В Норд-Йорке семья могла худо-бедно сводить концы с концами на пятнадцать шиллингов в неделю. Пять шиллингов – или четверть фунта – были дневным заработком опытного механика.
Правда, инженер получал четыре фунта в день, а добрый доктор Джон Каспер Блэкуотер – и того больше, целых десять. Двести шиллингов, в сорок раз больше хорошего рабочего…
– А у тебя есть? – жадно спросил Билли, вновь облизываясь.
Молли полезла в нагрудный карман, выудила монету в полкроны[3], прибавила шестипенсовик и повертела всем этим у мальчишки перед носом.
– Считай, ты уже все узнала. Скажи только, про что спрашивать?
– Н-нуу… не было ли боя, а если был, то что там случилось… не погиб ли кто… Я ведь девочка, девочке ни за что не расскажут, а тебе – завсегда! – подольстилась она, и Билли немедленно выпятил челюсть.
– Понял. – Билли ловко подбросил и поймал монеты. – На два дня харча хватит, а с тех пяти… Мамка порадуется.
– Ты те пять еще заработай сперва! – пристрожила его Молли, стараясь поджимать губы, как мама.
– Заработаю, не сомневайся!
– Тогда завтра? Здесь же?
– Угу, – кивнул Билли. – Побегу сейчас же, там когда вечерняя смена воскресная, пробраться легче. Ты Сэма-рыжего еще искать будешь?
– Буду.
– Он, говорю тебе, не появлялся сегодня. Может, мамка его куда послала. Ты к ним самим зайди. Если не испугаешься.
– Вот еще! – фыркнула Молли как можно убедительнее. – Сам-то не струсь, когда до мастерских доберешься!
Билли только рукой махнул, исчезая в падающем снегу.
Почему она это сделала?
Не поверила папе?
Хотела убедиться сама?
Она сама боялась ответов на эти вопросы.
Боялась и того, что с «Геркулесом» – беда, а это значит…

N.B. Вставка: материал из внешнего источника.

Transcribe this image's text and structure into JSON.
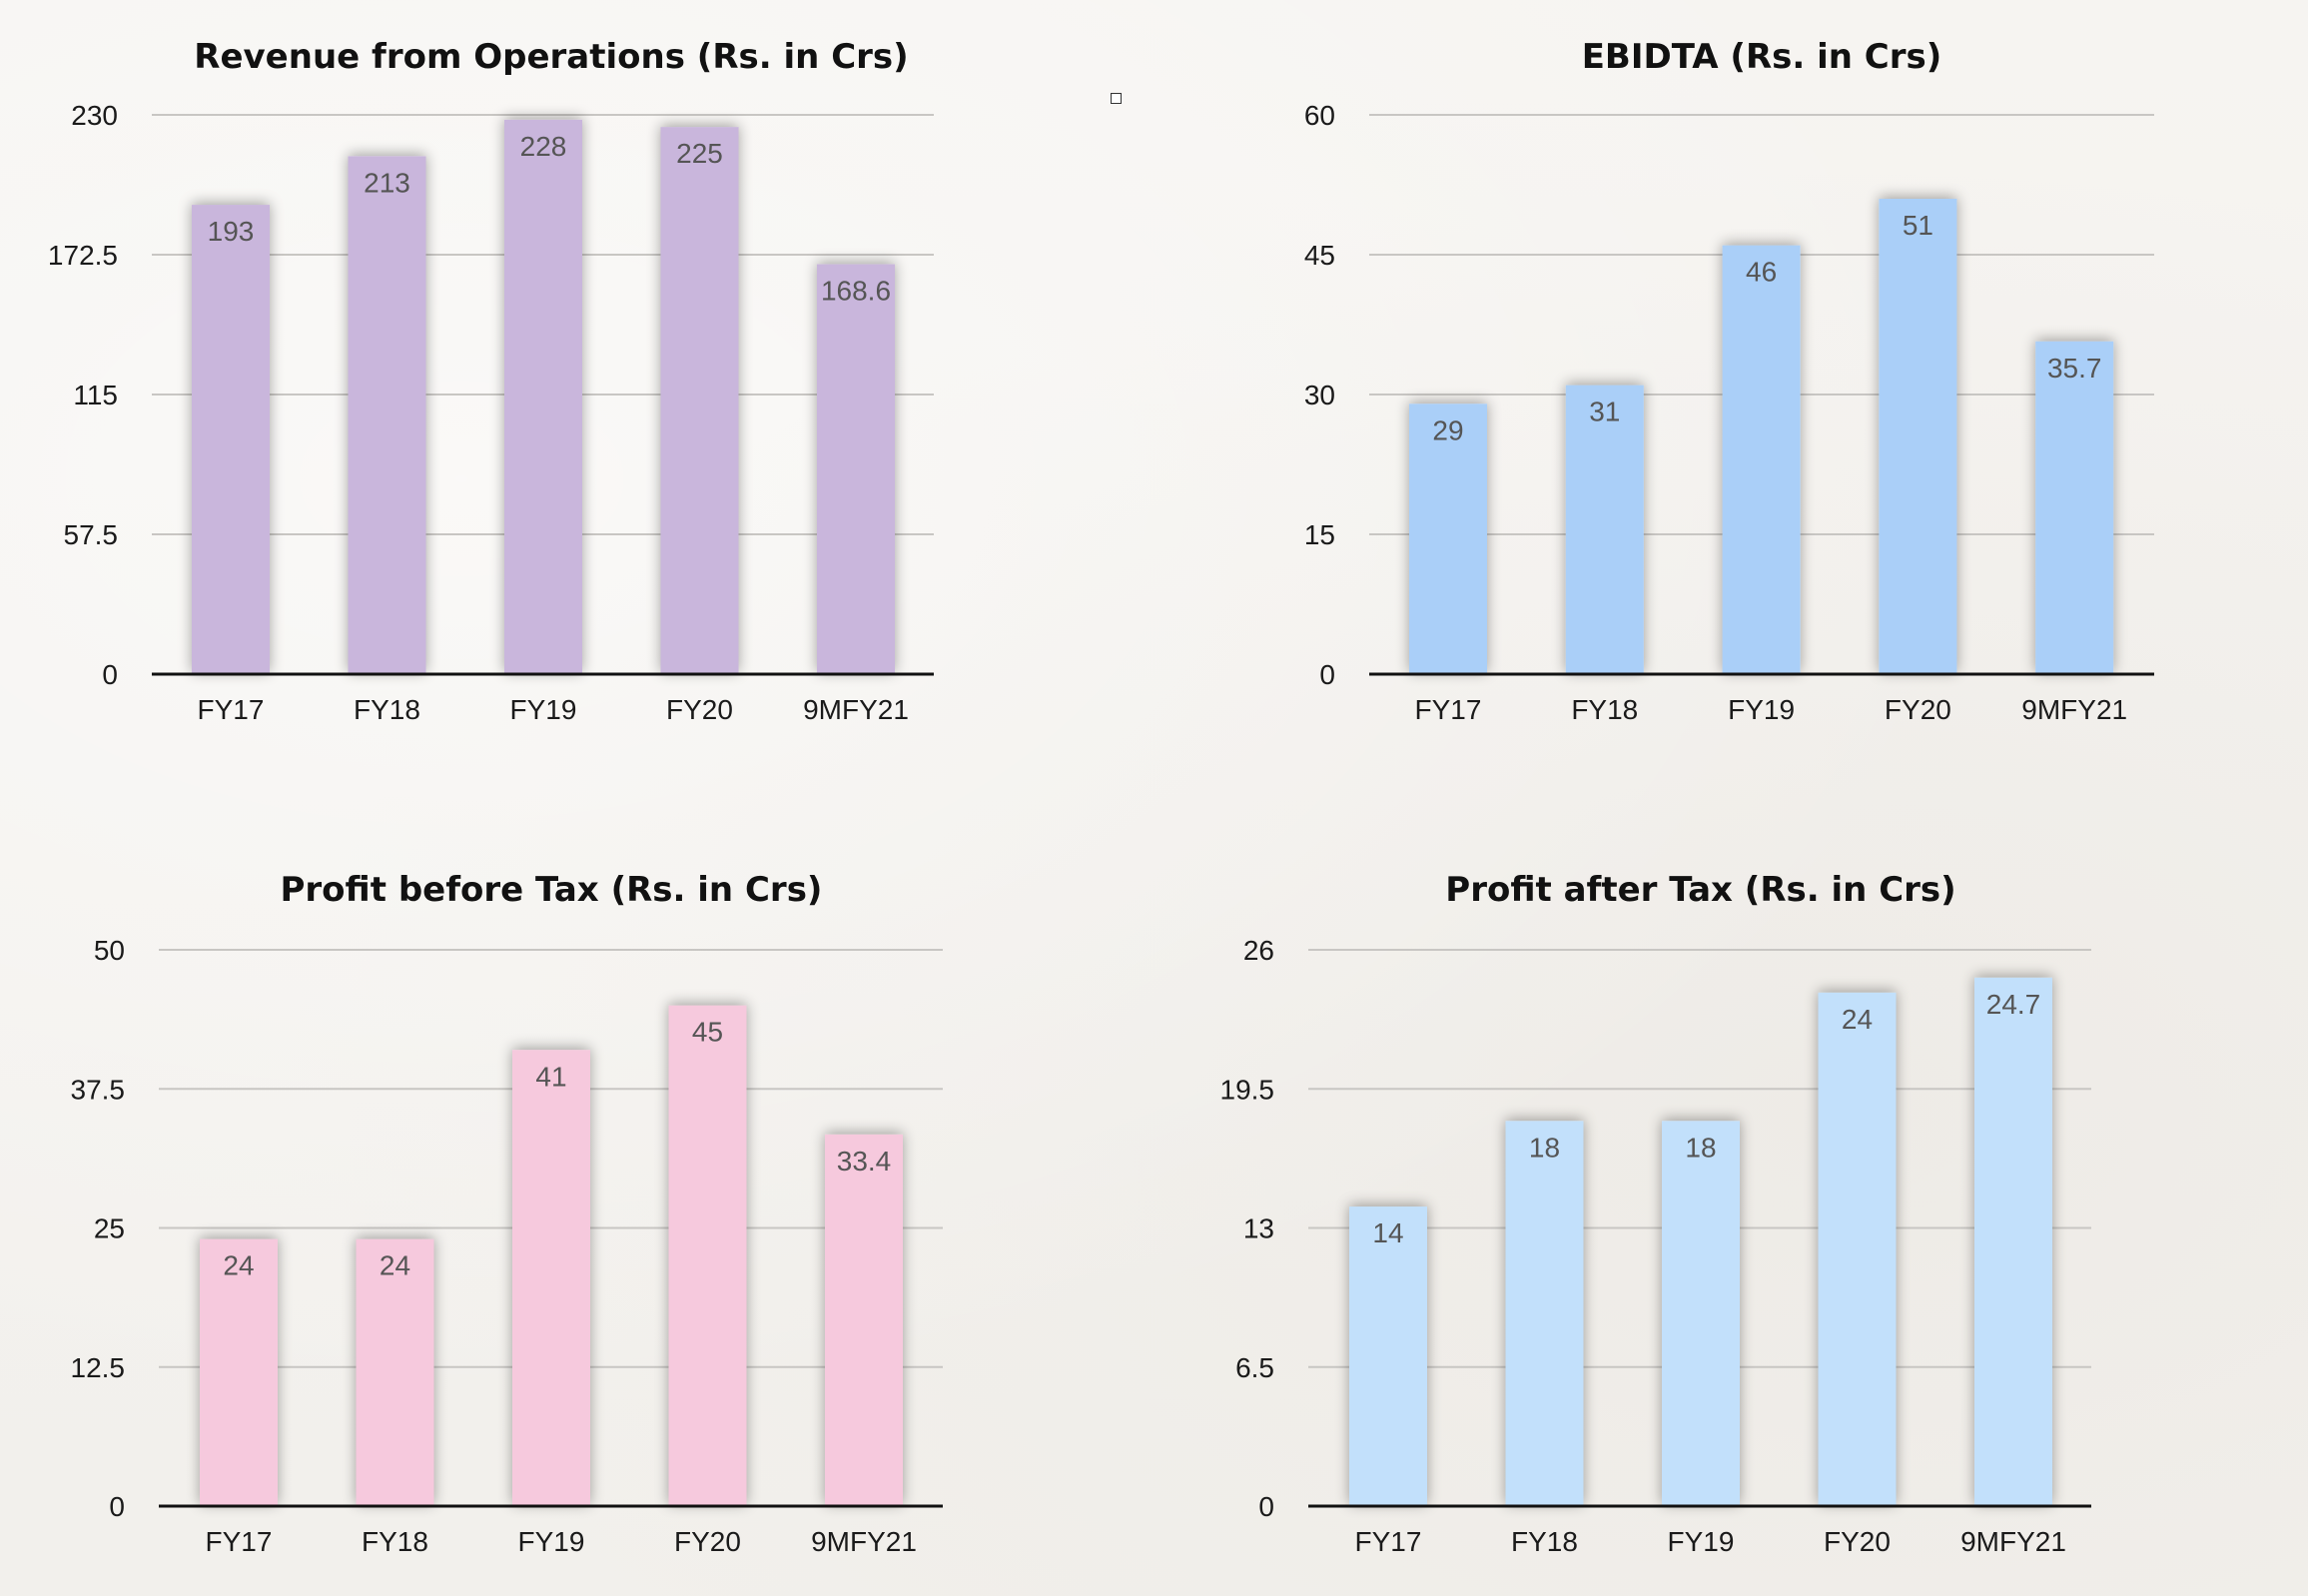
{
  "chart_data": [
    {
      "type": "bar",
      "title": "Revenue from Operations (Rs. in Crs)",
      "categories": [
        "FY17",
        "FY18",
        "FY19",
        "FY20",
        "9MFY21"
      ],
      "values": [
        193,
        213,
        228,
        225,
        168.6
      ],
      "data_labels": [
        "193",
        "213",
        "228",
        "225",
        "168.6"
      ],
      "yticks": [
        0,
        57.5,
        115,
        172.5,
        230
      ],
      "ytick_labels": [
        "0",
        "57.5",
        "115",
        "172.5",
        "230"
      ],
      "ylim": [
        0,
        230
      ],
      "xlabel": "",
      "ylabel": "",
      "grid": true,
      "legend": "none",
      "color": "#c9b6dc"
    },
    {
      "type": "bar",
      "title": "EBIDTA (Rs. in Crs)",
      "categories": [
        "FY17",
        "FY18",
        "FY19",
        "FY20",
        "9MFY21"
      ],
      "values": [
        29,
        31,
        46,
        51,
        35.7
      ],
      "data_labels": [
        "29",
        "31",
        "46",
        "51",
        "35.7"
      ],
      "yticks": [
        0,
        15,
        30,
        45,
        60
      ],
      "ytick_labels": [
        "0",
        "15",
        "30",
        "45",
        "60"
      ],
      "ylim": [
        0,
        60
      ],
      "xlabel": "",
      "ylabel": "",
      "grid": true,
      "legend": "none",
      "color": "#aacff8"
    },
    {
      "type": "bar",
      "title": "Profit before Tax (Rs. in Crs)",
      "categories": [
        "FY17",
        "FY18",
        "FY19",
        "FY20",
        "9MFY21"
      ],
      "values": [
        24,
        24,
        41,
        45,
        33.4
      ],
      "data_labels": [
        "24",
        "24",
        "41",
        "45",
        "33.4"
      ],
      "yticks": [
        0,
        12.5,
        25,
        37.5,
        50
      ],
      "ytick_labels": [
        "0",
        "12.5",
        "25",
        "37.5",
        "50"
      ],
      "ylim": [
        0,
        50
      ],
      "xlabel": "",
      "ylabel": "",
      "grid": true,
      "legend": "none",
      "color": "#f6c9dd"
    },
    {
      "type": "bar",
      "title": "Profit after Tax (Rs. in Crs)",
      "categories": [
        "FY17",
        "FY18",
        "FY19",
        "FY20",
        "9MFY21"
      ],
      "values": [
        14,
        18,
        18,
        24,
        24.7
      ],
      "data_labels": [
        "14",
        "18",
        "18",
        "24",
        "24.7"
      ],
      "yticks": [
        0,
        6.5,
        13,
        19.5,
        26
      ],
      "ytick_labels": [
        "0",
        "6.5",
        "13",
        "19.5",
        "26"
      ],
      "ylim": [
        0,
        26
      ],
      "xlabel": "",
      "ylabel": "",
      "grid": true,
      "legend": "none",
      "color": "#c2e0fb"
    }
  ]
}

Боялась и того, что папа врет ей.
Трудно даже сказать, чего больше.
Молли прождала Сэма на их обычном месте – на остатках старой эстакады, которую по большей части снесли, когда строили доходные дома и прокладывали новые линии паровика; однако приятель так и не появился. Исчезли с засыпаемых снегом улиц и другие мальчишки с девчонками. Молли поколебалась – начинало темнеть – и нехотя повернула домой.
Билли принес ответ уже на следующий день, сияя, как новенький серебряный шестипенсовик.
Был вечер, и Молли уже с беспокойством поглядывала на фонарщиков, один за другим зажигавшим газовые фонари. Воскресный снегопад прекратился, на время скрыв зияющие раны Норд-Йорка; но сажа из бесчисленных труб уже оседала на белые покрывала.
Сэмми не появился вновь, и девочка начинала всерьез беспокоиться. Сидела на верху старой эстакады, где еще остались догнивающие остатки деревянных шпал, и ждала, хотя уже чувствовала – Сэмми не придет.
Зато явился Билли.
– Эге-гей, мисс Блэкуотер! – он замахал рукой.
– Опять «мисс», Билли?
– Ты мне работу дала. – Он быстро вскарабкался по выступающим кирпичам. – Я, того, сделал. Монеты при тебе? – добавил он заговорщически.
Молли позвенела полукроной и шестипенсовиком в кармане.
– При мне. Что смог узнать?
– Ух, и нелегко же было! – издалека начал Билли, как и положено. – У мастерских страсть что творится – проволоку новую натянули, да еще ярдов на двести отодвинули. Часть Ярроу и Бетельхейма отгородили, народ выселяют. Говорят, сносить будут, мастерские расширять. Стрелки стоят. С броневиками!